Any lawyer reading this probably will take issue with my simplistic notion, but it seems to me a fundamental role of a Supreme Court is to provide finality to legal disputes.
Of course, the court may, on occasion, revisit an issue and provide further clarity. But for the most part, its decision settles the matter for a reasonable period of time. People may question the court’s wisdom, but at least a decision allows things to move forward.
It is for that reason I disagree with some municipal stances regarding the courts and Act 13.
Act 13 established uniform state regulation to manage natural gas development and limited the role of local zoning ordinances. However, in March 2012, Peters Township, Cecil Township and several other communities filed suit in Commonwealth Court, challenging the act’s limits on them. The lower court found in favor of the municipalities, prompting the state to appeal to the Supreme Court.
Here is where it gets interesting.
Arguments were made last October before six rather than the usual seven Supreme Court justices owing to the suspension of Justice Joan Orie Melvin. As yet, no decision has been rendered. Now that a seventh member has been appointed to replace Orie Melvin – giving the high court its full complement of justices – the state has petitioned to have the case reheard before the full court.

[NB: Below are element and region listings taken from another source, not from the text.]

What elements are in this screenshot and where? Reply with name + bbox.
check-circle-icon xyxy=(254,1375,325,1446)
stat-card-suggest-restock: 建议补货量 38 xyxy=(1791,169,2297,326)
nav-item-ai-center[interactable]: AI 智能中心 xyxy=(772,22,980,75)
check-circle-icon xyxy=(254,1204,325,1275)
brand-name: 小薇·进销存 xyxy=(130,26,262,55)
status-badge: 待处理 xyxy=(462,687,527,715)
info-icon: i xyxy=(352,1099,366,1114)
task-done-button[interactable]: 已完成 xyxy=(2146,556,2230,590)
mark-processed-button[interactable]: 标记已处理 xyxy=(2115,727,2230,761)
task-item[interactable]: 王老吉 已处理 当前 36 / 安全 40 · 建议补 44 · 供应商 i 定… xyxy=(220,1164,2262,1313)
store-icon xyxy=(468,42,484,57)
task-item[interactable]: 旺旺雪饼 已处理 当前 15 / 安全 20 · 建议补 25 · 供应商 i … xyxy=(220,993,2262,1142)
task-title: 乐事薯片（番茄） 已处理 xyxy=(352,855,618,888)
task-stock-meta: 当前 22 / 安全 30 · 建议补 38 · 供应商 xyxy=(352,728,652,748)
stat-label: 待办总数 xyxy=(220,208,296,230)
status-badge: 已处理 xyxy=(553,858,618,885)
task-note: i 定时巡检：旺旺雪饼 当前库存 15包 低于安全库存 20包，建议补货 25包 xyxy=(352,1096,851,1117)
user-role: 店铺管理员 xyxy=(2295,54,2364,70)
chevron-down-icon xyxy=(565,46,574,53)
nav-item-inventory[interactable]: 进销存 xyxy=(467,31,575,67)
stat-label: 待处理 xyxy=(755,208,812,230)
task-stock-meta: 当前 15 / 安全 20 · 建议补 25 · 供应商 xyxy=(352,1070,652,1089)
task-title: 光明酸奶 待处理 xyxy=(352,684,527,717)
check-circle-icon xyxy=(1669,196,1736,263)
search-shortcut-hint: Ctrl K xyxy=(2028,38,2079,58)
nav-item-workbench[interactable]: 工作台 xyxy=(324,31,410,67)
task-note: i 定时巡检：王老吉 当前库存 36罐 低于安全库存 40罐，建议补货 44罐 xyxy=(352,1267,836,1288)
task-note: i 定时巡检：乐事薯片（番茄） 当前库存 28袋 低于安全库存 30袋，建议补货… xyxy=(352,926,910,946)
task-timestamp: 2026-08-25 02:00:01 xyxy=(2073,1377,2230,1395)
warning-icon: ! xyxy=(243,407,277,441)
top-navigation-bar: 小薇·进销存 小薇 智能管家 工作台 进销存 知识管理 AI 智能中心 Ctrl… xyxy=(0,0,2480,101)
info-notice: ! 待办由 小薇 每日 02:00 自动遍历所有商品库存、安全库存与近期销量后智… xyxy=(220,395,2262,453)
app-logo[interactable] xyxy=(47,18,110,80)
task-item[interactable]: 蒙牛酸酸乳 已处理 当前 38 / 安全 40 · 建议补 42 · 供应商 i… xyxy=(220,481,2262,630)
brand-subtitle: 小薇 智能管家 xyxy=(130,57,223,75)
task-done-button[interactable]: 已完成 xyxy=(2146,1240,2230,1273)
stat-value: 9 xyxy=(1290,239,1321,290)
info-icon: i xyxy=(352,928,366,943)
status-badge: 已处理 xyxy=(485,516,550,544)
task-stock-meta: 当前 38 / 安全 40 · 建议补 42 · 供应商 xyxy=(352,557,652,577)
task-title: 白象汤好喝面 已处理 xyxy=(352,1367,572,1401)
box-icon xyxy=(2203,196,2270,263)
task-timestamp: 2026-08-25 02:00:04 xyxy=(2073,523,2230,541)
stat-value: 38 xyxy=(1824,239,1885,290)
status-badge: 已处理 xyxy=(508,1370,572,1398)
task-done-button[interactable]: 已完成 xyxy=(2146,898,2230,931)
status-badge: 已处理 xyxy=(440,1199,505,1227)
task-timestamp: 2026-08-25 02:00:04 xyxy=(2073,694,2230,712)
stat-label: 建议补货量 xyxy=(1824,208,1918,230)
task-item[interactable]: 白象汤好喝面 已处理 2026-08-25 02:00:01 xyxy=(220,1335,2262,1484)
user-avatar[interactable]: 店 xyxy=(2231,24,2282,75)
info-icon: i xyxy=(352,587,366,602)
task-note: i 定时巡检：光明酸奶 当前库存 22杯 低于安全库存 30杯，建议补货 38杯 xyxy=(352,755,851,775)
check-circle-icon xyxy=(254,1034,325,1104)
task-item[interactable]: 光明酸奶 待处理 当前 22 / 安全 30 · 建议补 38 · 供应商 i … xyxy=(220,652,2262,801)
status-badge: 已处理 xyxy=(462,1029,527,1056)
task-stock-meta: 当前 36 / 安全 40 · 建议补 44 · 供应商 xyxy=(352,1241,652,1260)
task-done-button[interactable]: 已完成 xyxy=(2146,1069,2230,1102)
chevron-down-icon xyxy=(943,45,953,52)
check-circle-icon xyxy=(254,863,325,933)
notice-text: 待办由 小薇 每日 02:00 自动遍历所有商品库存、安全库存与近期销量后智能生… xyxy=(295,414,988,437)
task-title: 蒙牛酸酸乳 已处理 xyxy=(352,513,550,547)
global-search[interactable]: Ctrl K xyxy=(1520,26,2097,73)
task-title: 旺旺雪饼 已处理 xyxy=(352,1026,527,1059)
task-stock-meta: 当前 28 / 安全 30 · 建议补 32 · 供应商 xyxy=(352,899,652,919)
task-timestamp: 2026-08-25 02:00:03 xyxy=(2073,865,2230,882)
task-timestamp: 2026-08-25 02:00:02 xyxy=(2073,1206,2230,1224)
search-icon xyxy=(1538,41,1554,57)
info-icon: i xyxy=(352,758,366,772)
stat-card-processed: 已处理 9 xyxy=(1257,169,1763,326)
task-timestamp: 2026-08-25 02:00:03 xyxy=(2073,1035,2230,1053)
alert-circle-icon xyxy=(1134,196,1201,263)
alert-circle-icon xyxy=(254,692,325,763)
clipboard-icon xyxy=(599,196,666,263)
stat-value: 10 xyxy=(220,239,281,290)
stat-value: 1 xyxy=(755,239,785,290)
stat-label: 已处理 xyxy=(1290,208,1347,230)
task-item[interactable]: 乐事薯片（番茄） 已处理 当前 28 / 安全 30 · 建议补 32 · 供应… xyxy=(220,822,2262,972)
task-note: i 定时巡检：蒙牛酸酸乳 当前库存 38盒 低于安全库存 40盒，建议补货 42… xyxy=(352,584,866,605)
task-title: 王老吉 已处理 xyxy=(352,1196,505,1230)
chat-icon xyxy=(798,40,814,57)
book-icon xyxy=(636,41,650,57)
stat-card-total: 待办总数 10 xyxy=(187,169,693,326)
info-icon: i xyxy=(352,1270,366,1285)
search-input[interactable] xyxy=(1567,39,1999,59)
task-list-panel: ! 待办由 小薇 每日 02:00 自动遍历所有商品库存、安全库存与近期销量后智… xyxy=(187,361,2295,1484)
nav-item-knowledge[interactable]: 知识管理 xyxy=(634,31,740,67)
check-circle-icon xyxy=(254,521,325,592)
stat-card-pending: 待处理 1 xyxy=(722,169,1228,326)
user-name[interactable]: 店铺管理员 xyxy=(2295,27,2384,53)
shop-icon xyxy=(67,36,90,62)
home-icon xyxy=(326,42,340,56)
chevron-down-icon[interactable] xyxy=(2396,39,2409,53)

Some municipal offices involved in the original suit, object to the rehearing as an attempt for a “do over.” Why? Because they believe the court was deadlocked at 3-3 after the first hearing and a tie vote means the lower court ruling favoring the townships would be upheld. But that is only speculation.
Even if the officials’ count is correct, a tie vote would be a terrible outcome. These issues deserve the finality a split decision would not achieve. Had the Supreme Court declined to hear the case, the Commonwealth Court decision would be the final word. But that is not what they did; the Supreme Court took the case. We deserve a decisive vote that prevents the shadow of regulatory uncertainty from creeping over the natural gas industry and impeding its development.
There is a sense among a small minority of municipal officials that the industry has not been a good neighbor. I respectfully disagree. We have been involved though the chamber of commerce with numerous efforts by the industry to reach out to community leaders, businesses and Washington County residents to address issues of concern. Equally as important, the industry’s spending, tax generation, job creation and charitable activities have benefited Washington County and its municipalities – even the ones involved in the original lawsuit, interestingly enough.
Townships understandably want control over development within their jurisdictions. But natural gas development is not the same as permitting a building or residential development. With natural gas, we are developing a resource from geologic formations whose limits are not defined by township boundaries. The wells, compressors and other infrastructure needed to efficiently develop this resource are a system whose scope is regional, not local. Only a regulatory system that provides continuity across Pennsylvania’s numerous political subdivisions ensures that development will occur in both an orderly and an efficient way.
Balkanizing regulation township by township invites confusion and uncertainty that, in the long run, risks the opportunity that this once-in-a-lifetime development creates for Washington County.
Jeff Kotula is president of the Washington County Chamber of Commerce.